Lernhilfe oder Fehlerquelle? "Schreiben nach Hören" steht in NRW vor dem Aus

Düsseldorf · NRW-Schulministerin Yvonne Gebauer lehnt ab, Grundschüler zunächst ohne Rechtschreib-Kontrolle starten zu lassen. Die Lehrmethode "Schreiben nach Hören" steht vor dem Aus.

NRW-Schulministerin Yvonne Gebauer (FDP) lehnt das Verfahren "Schreiben nach Hören" für Grundschüler grundsätzlich ab. "Das werden wir uns genau ansehen. Ich bin keine Freundin dieser Methode", sagte Gebauer unserer Redaktion.

"Schreiben nach Hören" sei nur für Erstklässler sinnvoll. "Danach ist diese Methode nicht mehr zielführend, gerade für Kinder mit Migrationshintergrund."

"Schreiben nach Hören" wird unter Fachleuten meist "Lesen durch Schreiben" genannt, weil der Methode die Annahme zugrunde liegt, Schreiben gehe dem Lesen voraus.
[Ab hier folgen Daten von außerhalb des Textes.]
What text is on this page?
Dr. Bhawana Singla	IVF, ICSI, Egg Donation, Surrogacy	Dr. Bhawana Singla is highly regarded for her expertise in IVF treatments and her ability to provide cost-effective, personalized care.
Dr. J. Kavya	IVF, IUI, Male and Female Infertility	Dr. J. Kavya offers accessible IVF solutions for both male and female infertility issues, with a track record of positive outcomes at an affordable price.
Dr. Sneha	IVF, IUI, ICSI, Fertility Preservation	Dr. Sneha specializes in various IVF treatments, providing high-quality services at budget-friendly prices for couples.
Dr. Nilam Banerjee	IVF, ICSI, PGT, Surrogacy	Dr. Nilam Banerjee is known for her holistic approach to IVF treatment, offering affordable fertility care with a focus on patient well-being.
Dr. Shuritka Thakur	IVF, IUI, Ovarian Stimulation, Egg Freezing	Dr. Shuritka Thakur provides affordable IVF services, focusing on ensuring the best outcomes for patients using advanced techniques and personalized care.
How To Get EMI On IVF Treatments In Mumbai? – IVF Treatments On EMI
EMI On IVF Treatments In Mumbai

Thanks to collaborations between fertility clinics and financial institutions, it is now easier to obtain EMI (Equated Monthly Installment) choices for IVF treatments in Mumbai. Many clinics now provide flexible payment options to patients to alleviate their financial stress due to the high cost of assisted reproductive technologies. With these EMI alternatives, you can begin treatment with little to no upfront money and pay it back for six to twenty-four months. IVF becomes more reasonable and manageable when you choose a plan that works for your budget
Der Ansatz wurde in den 70er Jahren vom Schweizer Pädagogen Jürgen Reichen entwickelt: Kinder sollen Lesen lernen, indem sie Wörter aufschreiben; Korrektur der Rechtschreibung ist zunächst nicht zentral. An dem Verfahren gab es immer wieder Kritik; 2013 hatte etwa die FDP gefordert, "Lesen durch Schreiben" auszusetzen.

"Lesen durch Schreiben" ist "hochproblematisch"

Auch wissenschaftlich ist die Methode umstritten. "Wir wissen, dass Erstklässler, die mit ,Lesen durch Schreiben' lernen, rechtschreibschwächer sind als Schüler, die etwa mit Fibeln lernen", sagte Agi Schründer, Professorin für Grundschulpädagogik an der Universität Potsdam.

Zwar glichen sich die Fähigkeiten bis Klasse 3 oder 4 wieder an. "Lesen durch Schreiben" sei aber "hochproblematisch", wenn es als einzige Methode und noch in Klasse 2 oder sogar 3 eingesetzt werde. "Wichtig ist, dass die Erstklässler nicht nur frei schreiben dürfen, sondern von Anfang an auch einen orthografisch korrekten Grundwortschatz lernen", so Schründer.

In NRW ist "Schreiben nach Hören" nicht explizit in den Lehrplänen verankert; Schulen oder Lehrer entscheiden über die Anwendung. Daher liegen auch keine Zahlen vor, wie viele Kinder nach der Methode lernen.

Gebauer kündigte an: "Ich werde mir ansehen, wie andere Bundesländer damit umgehen. Dann treffen wir zügig eine Entscheidung." Nach Informationen unserer Redaktion soll es in den nächsten Monaten einen Vorstoß aus dem Ministerium oder den Regierungsfraktionen geben.

Baden-Württemberg und Hamburg haben das schon unterbunden.